Because of them and because of my aunt and her twin, I was afforded the opportunity to also have a field hockey journey of my own.
I had heard about Title IX but I don’t think that, at 16, I was really aware of all the changes that the previous decades had wrought in the world of women’s sports. Title IX was passed in 1972. I was born five years later. By the time I was in high school, the push for equality had taken a leap forward.
My journey includes a recruiting trip to watch the University of Massachusetts play against the University of North Carolina. UMass won in overtime. I went to UMass, where I played Division I field hockey for three years.
From UMass, I went to the Boston Globe, where I began my journalism career. After four years at the Globe, I moved around to a few different locations to report. One stop was in Greensboro, N.C.
After winning second place in the state for investigative journalism at 28, I decided I wanted to play field hockey again. I started an adult league, where others were just as passionate about sharing their love of the sport as I was.
The adult league grew into a youth league, which became the catalyst to start programs at the public high school level.
Youth league players asked me to coach Guilford County’s first public high school program. I said yes.
The high school team wouldn’t have happened without the help from coaches at UNC-Chapel Hill, Duke, Wake Forest, and USA Field Hockey.
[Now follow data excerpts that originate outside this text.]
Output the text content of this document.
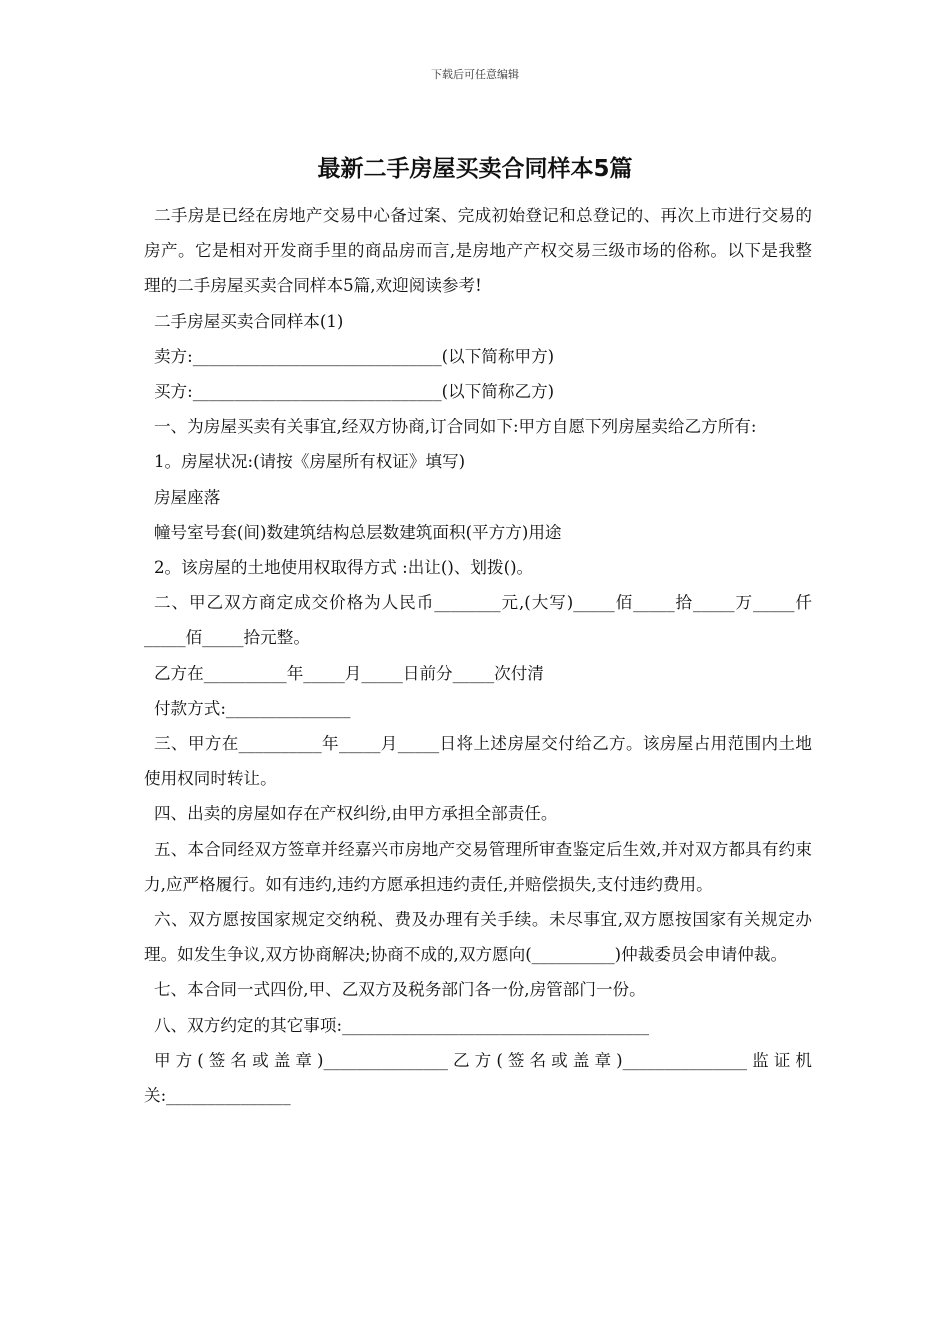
下载后可任意编辑
最新二手房屋买卖合同样本5篇

二手房是已经在房地产交易中心备过案、完成初始登记和总登记的、再次上市进行交易的房产。它是相对开发商手里的商品房而言,是房地产产权交易三级市场的俗称。以下是我整理的二手房屋买卖合同样本5篇,欢迎阅读参考!

二手房屋买卖合同样本(1)

卖方:______________________________(以下简称甲方)

买方:______________________________(以下简称乙方)

一、为房屋买卖有关事宜,经双方协商,订合同如下:甲方自愿下列房屋卖给乙方所有:

1。房屋状况:(请按《房屋所有权证》填写)

房屋座落

幢号室号套(间)数建筑结构总层数建筑面积(平方方)用途

2。该房屋的土地使用权取得方式 :出让()、划拨()。

二、甲乙双方商定成交价格为人民币________元,(大写)_____佰_____拾_____万_____仟_____佰_____拾元整。

乙方在__________年_____月_____日前分_____次付清

付款方式:_______________

三、甲方在__________年_____月_____日将上述房屋交付给乙方。该房屋占用范围内土地使用权同时转让。

四、出卖的房屋如存在产权纠纷,由甲方承担全部责任。

五、本合同经双方签章并经嘉兴市房地产交易管理所审查鉴定后生效,并对双方都具有约束力,应严格履行。如有违约,违约方愿承担违约责任,并赔偿损失,支付违约费用。

六、双方愿按国家规定交纳税、费及办理有关手续。未尽事宜,双方愿按国家有关规定办理。如发生争议,双方协商解决;协商不成的,双方愿向(__________)仲裁委员会申请仲裁。

七、本合同一式四份,甲、乙双方及税务部门各一份,房管部门一份。

八、双方约定的其它事项:_____________________________________

甲方(签名或盖章)_______________乙方(签名或盖章)_______________监证机关:_______________
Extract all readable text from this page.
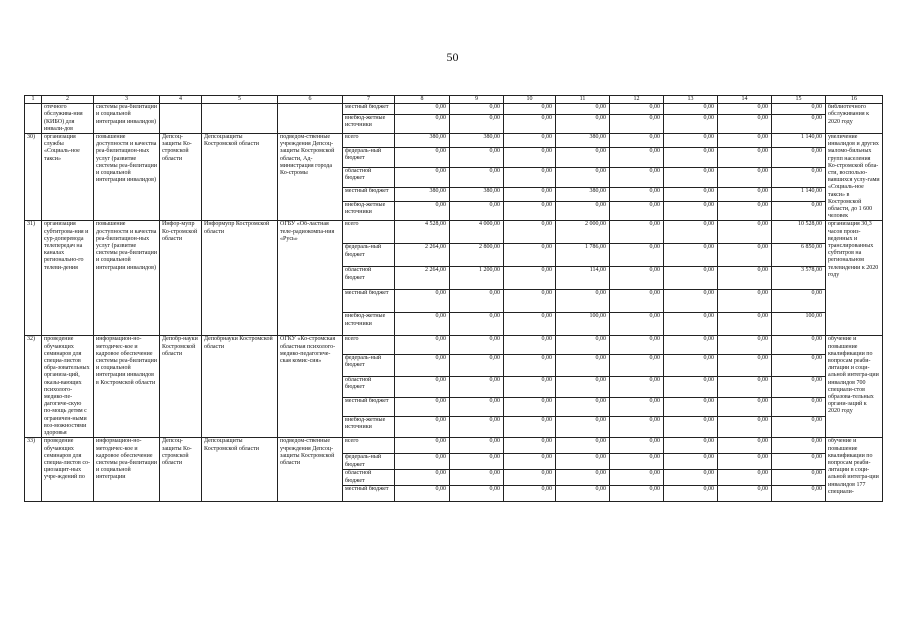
50
1	2	3	4	5	6	7	8	9	10	11	12	13	14	15	16
	отечного обслужива-ния (КИБО) для инвали-дов	системы реа-билитации и социальной интеграции инвалидов)				местный бюджет	0,00	0,00	0,00	0,00	0,00	0,00	0,00	0,00	библиотечного обслуживания к 2020 году
						внебюд-жетные источники	0,00	0,00	0,00	0,00	0,00	0,00	0,00	0,00	
30)	организация службы «Социаль-ное такси»	повышение доступности и качества реа-билитацион-ных услуг (развитие системы реа-билитации и социальной интеграции инвалидов)	Депсоц-защиты Ко-стромской области	Депсоцзащиты Костромской области	подведом-ственные учреждения Депсоц-защиты Костромской области, Ад-министрация города Ко-стромы	всего	380,00	380,00	0,00	380,00	0,00	0,00	0,00	1 140,00	увеличение инвалидов и других маломо-бильных групп населения Ко-стромской обла-сти, воспользо-вавшихся услу-гами «Социаль-ное такси» в Костромской области, до 1 600 человек
						федераль-ный бюджет	0,00	0,00	0,00	0,00	0,00	0,00	0,00	0,00	
						областной бюджет	0,00	0,00	0,00	0,00	0,00	0,00	0,00	0,00	
						местный бюджет	380,00	380,00	0,00	380,00	0,00	0,00	0,00	1 140,00	
						внебюд-жетные источники	0,00	0,00	0,00	0,00	0,00	0,00	0,00	0,00	
31)	организация субтитрова-ния и сур-доперевода телепередач на каналах регионально-го телеви-дения	повышение доступности и качества реа-билитацион-ных услуг (развитие системы реа-билитации и социальной интеграции инвалидов)	Инфор-мупр Ко-стромской области	Информупр Костромской области	ОГБУ «Об-ластная теле-радиокомпа-ния «Русь»	всего	4 528,00	4 000,00	0,00	2 000,00	0,00	0,00	0,00	10 528,00	организация 30,3 часов произ-веденных и транслированных субтитров на региональном телевидении к 2020 году
						федераль-ный бюджет	2 264,00	2 800,00	0,00	1 786,00	0,00	0,00	0,00	6 850,00	
						областной бюджет	2 264,00	1 200,00	0,00	114,00	0,00	0,00	0,00	3 578,00	
						местный бюджет	0,00	0,00	0,00	0,00	0,00	0,00	0,00	0,00	
						внебюд-жетные источники	0,00	0,00	0,00	100,00	0,00	0,00	0,00	100,00	
32)	проведение обучающих семинаров для специа-листов обра-зовательных организа-ций, оказы-вающих психолого-медико-пе-дагогиче-скую по-мощь детям с ограничен-ными воз-можностями здоровья	информацион-но-методичес-кое и кадровое обеспечение системы реа-билитации и социальной интеграции инвалидов в Костромской области	Депобр-науки Костромской области	Депобрнауки Костромской области	ОГКУ «Ко-стромская областная психолого-медико-педагогиче-ская комис-сия»	всего	0,00	0,00	0,00	0,00	0,00	0,00	0,00	0,00	обучение и повышение квалификации по вопросам реаби-литации и соци-альной интегра-ции инвалидов 700 специали-стов образова-тельных органи-заций к 2020 году
						федераль-ный бюджет	0,00	0,00	0,00	0,00	0,00	0,00	0,00	0,00	
						областной бюджет	0,00	0,00	0,00	0,00	0,00	0,00	0,00	0,00	
						местный бюджет	0,00	0,00	0,00	0,00	0,00	0,00	0,00	0,00	
						внебюд-жетные источники	0,00	0,00	0,00	0,00	0,00	0,00	0,00	0,00	
33)	проведение обучающих семинаров для специа-листов со-циозащит-ных учре-ждений по	информацион-но-методичес-кое и кадровое обеспечение системы реа-билитации и социальной интеграции	Депсоц-защиты Ко-стромской области	Депсоцзащиты Костромской области	подведом-ственные учреждения Депсоц-защиты Костромской области	всего	0,00	0,00	0,00	0,00	0,00	0,00	0,00	0,00	обучение и повышение квалификации по вопросам реаби-литации в соци-альной интегра-ции инвалидов 177 специали-
						федераль-ный бюджет	0,00	0,00	0,00	0,00	0,00	0,00	0,00	0,00	
						областной бюджет	0,00	0,00	0,00	0,00	0,00	0,00	0,00	0,00	
						местный бюджет	0,00	0,00	0,00	0,00	0,00	0,00	0,00	0,00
Awarded the largest grant ever administered by USA Field Hockey at that time, and provided another grant from Amherst-based Penn Monto, I was asked to speak at a USA event in California to explain the youth league’s efforts.
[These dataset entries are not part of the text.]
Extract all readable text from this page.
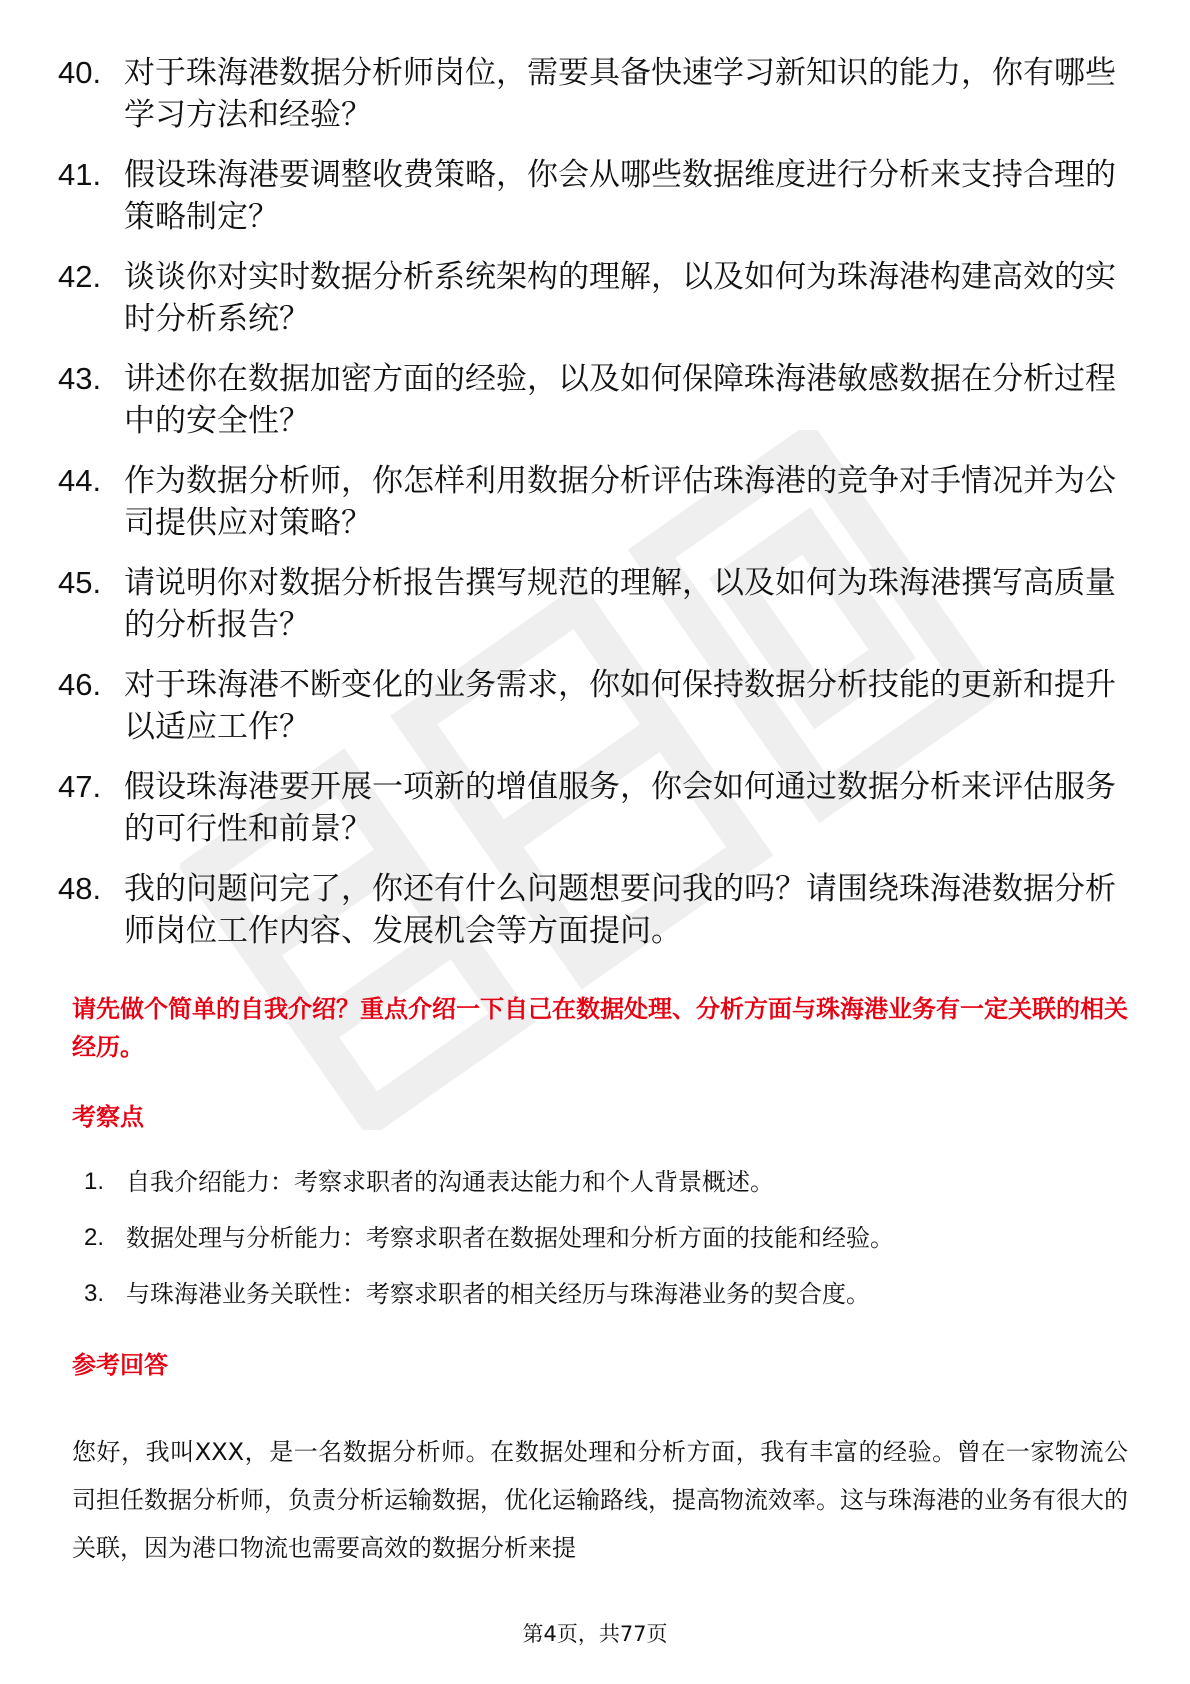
40. 对于珠海港数据分析师岗位，需要具备快速学习新知识的能力，你有哪些学习方法和经验？
41. 假设珠海港要调整收费策略，你会从哪些数据维度进行分析来支持合理的策略制定？
42. 谈谈你对实时数据分析系统架构的理解，以及如何为珠海港构建高效的实时分析系统？
43. 讲述你在数据加密方面的经验，以及如何保障珠海港敏感数据在分析过程中的安全性？
44. 作为数据分析师，你怎样利用数据分析评估珠海港的竞争对手情况并为公司提供应对策略？
45. 请说明你对数据分析报告撰写规范的理解，以及如何为珠海港撰写高质量的分析报告？
46. 对于珠海港不断变化的业务需求，你如何保持数据分析技能的更新和提升以适应工作？
47. 假设珠海港要开展一项新的增值服务，你会如何通过数据分析来评估服务的可行性和前景？
48. 我的问题问完了，你还有什么问题想要问我的吗？请围绕珠海港数据分析师岗位工作内容、发展机会等方面提问。
请先做个简单的自我介绍？重点介绍一下自己在数据处理、分析方面与珠海港业务有一定关联的相关经历。
考察点
1. 自我介绍能力：考察求职者的沟通表达能力和个人背景概述。
2. 数据处理与分析能力：考察求职者在数据处理和分析方面的技能和经验。
3. 与珠海港业务关联性：考察求职者的相关经历与珠海港业务的契合度。
参考回答
您好，我叫XXX，是一名数据分析师。在数据处理和分析方面，我有丰富的经验。曾在一家物流公司担任数据分析师，负责分析运输数据，优化运输路线，提高物流效率。这与珠海港的业务有很大的关联，因为港口物流也需要高效的数据分析来提
第4页，共77页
The plan was to try to expose as many socio-economic disadvantaged girls, and girls of color, to the game as possible. Each player received a stick, shin guards, and a mouth guard.
We offered scholarships for players who couldn’t afford the entry fee, which paid for their equipment. The grants covered 100 percent of equipment costs — balls, sticks, shin guards, mouth guards, cones, and cages.
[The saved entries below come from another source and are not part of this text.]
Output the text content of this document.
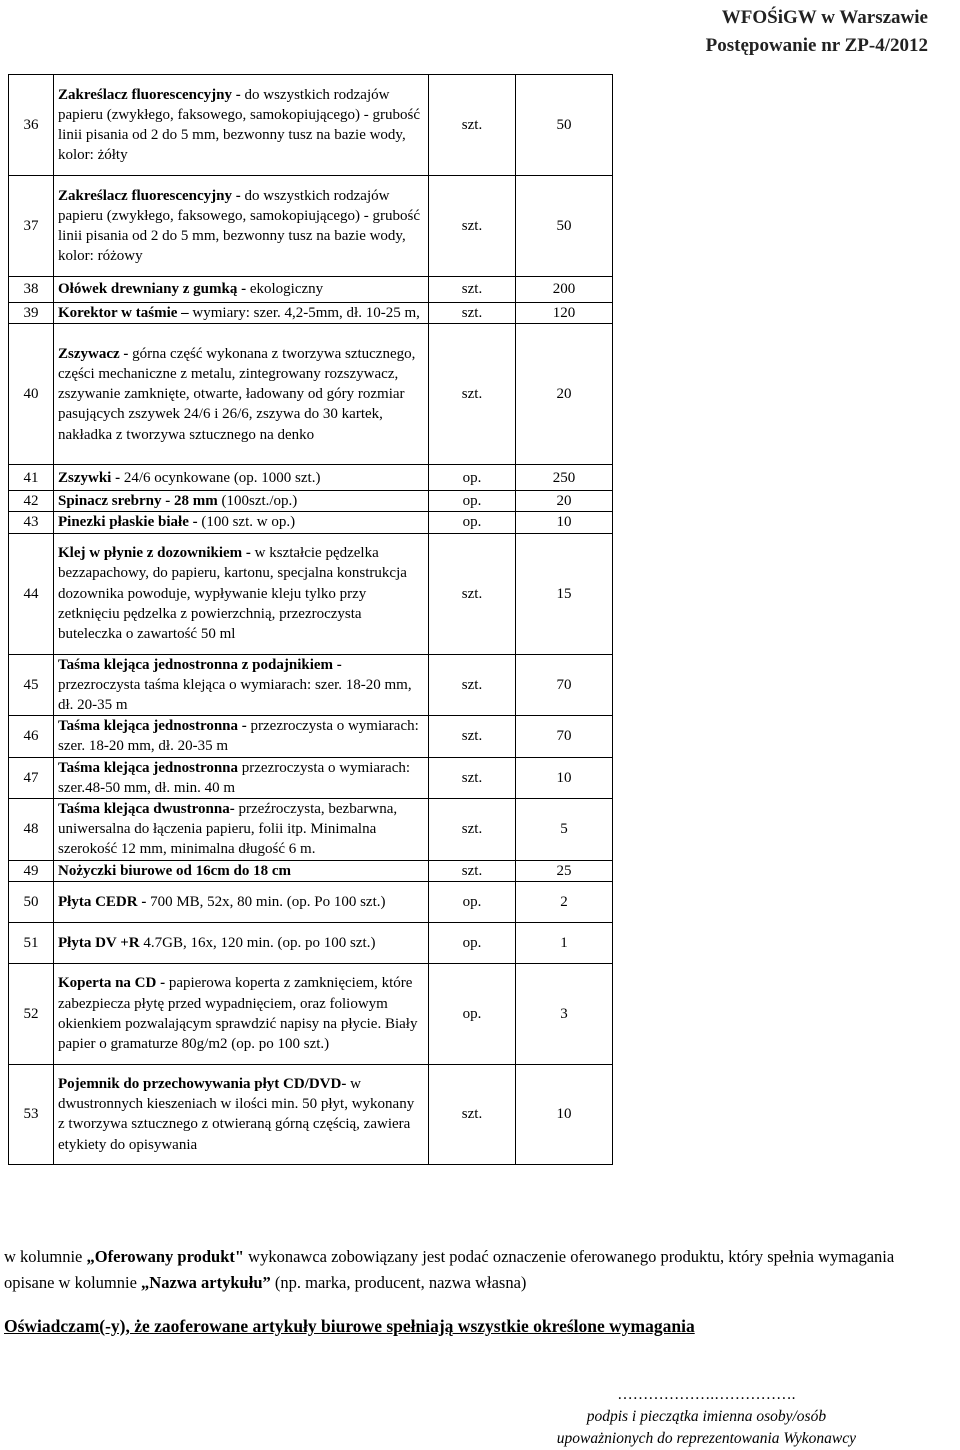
WFOŚiGW w Warszawie
Postępowanie nr ZP-4/2012
36	Zakreślacz fluorescencyjny - do wszystkich rodzajów papieru (zwykłego, faksowego, samokopiującego) - grubość linii pisania od 2 do 5 mm, bezwonny tusz na bazie wody, kolor: żółty	szt.	50	
37	Zakreślacz fluorescencyjny - do wszystkich rodzajów papieru (zwykłego, faksowego, samokopiującego) - grubość linii pisania od 2 do 5 mm, bezwonny tusz na bazie wody, kolor: różowy	szt.	50	
38	Ołówek drewniany z gumką - ekologiczny	szt.	200	
39	Korektor w taśmie – wymiary: szer. 4,2-5mm, dł. 10-25 m,	szt.	120	
40	Zszywacz - górna część wykonana z tworzywa sztucznego, części mechaniczne z metalu, zintegrowany rozszywacz, zszywanie zamknięte, otwarte, ładowany od góry rozmiar pasujących zszywek 24/6 i 26/6, zszywa do 30 kartek, nakładka z tworzywa sztucznego na denko	szt.	20	
41	Zszywki - 24/6 ocynkowane (op. 1000 szt.)	op.	250	
42	Spinacz srebrny - 28 mm (100szt./op.)	op.	20	
43	Pinezki płaskie białe - (100 szt. w op.)	op.	10	
44	Klej w płynie z dozownikiem - w kształcie pędzelka bezzapachowy, do papieru, kartonu, specjalna konstrukcja dozownika powoduje, wypływanie kleju tylko przy zetknięciu pędzelka z powierzchnią, przezroczysta buteleczka o zawartość 50 ml	szt.	15	
45	Taśma klejąca jednostronna z podajnikiem - przezroczysta taśma klejąca o wymiarach: szer. 18-20 mm, dł. 20-35 m	szt.	70	
46	Taśma klejąca jednostronna - przezroczysta o wymiarach: szer. 18-20 mm, dł. 20-35 m	szt.	70	
47	Taśma klejąca jednostronna przezroczysta o wymiarach: szer.48-50 mm, dł. min. 40 m	szt.	10	
48	Taśma klejąca dwustronna- przeźroczysta, bezbarwna, uniwersalna do łączenia papieru, folii itp. Minimalna szerokość 12 mm, minimalna długość 6 m.	szt.	5	
49	Nożyczki biurowe od 16cm do 18 cm	szt.	25	
50	Płyta CEDR - 700 MB, 52x, 80 min. (op. Po 100 szt.)	op.	2	
51	Płyta DV +R 4.7GB, 16x, 120 min. (op. po 100 szt.)	op.	1	
52	Koperta na CD - papierowa koperta z zamknięciem, które zabezpiecza płytę przed wypadnięciem, oraz foliowym okienkiem pozwalającym sprawdzić napisy na płycie. Biały papier o gramaturze 80g/m2 (op. po 100 szt.)	op.	3	
53	Pojemnik do przechowywania płyt CD/DVD- w dwustronnych kieszeniach w ilości min. 50 płyt, wykonany z tworzywa sztucznego z otwieraną górną częścią, zawiera etykiety do opisywania	szt.	10	
w kolumnie „Oferowany produkt" wykonawca zobowiązany jest podać oznaczenie oferowanego produktu, który spełnia wymagania opisane w kolumnie „Nazwa artykułu” (np. marka, producent, nazwa własna)
Oświadczam(-y), że zaoferowane artykuły biurowe spełniają wszystkie określone wymagania
……………….…………….
podpis i pieczątka imienna osoby/osób
upoważnionych do reprezentowania Wykonawcy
Three years into coaching my high school team, we swept our division, going undefeated in 2010. I was commonly asked, “how long are you going to coach?” I said: “When I get the program to the final four, and then I plan to hand it off to my assistant.”
We finished fourth in North Carolina high school field hockey in my third year, and I decided to move home.
When I returned to Pennsylvania, I got into officiating. I had been a player, a coach, and a youth league director. I am currently a USA Field Hockey and NCAA official.
As a Division I player and having been around Olympians, women and men, I can testify that sports are a family. There are always going to be highs and there are always going to be lows.
Sports force individuals to coexist with others from different socioeconomic backgrounds than ours, and different political points of view. These “games” push you beyond the emotional, mental, and physical barriers we create in our own imaginations.
Title IX made a statement that most people already knew in the 70s: Women are just as capable and deserving of recognition for athleticism as anyone else.
Because of Title IX, I have made friends from around the world and get to admire the talents of other women, who made me a better player and, I think, a better person.
And all of that, including being a female sports reporter at PennLive covering field hockey, stems from two women and countless givers, who paved the way for me in the 70s. Whether they knew they were advocating or not by just showing up to the field, they were the reason for the authorization of Title IX.
I don’t know where I would be today had I not been given a field hockey stick.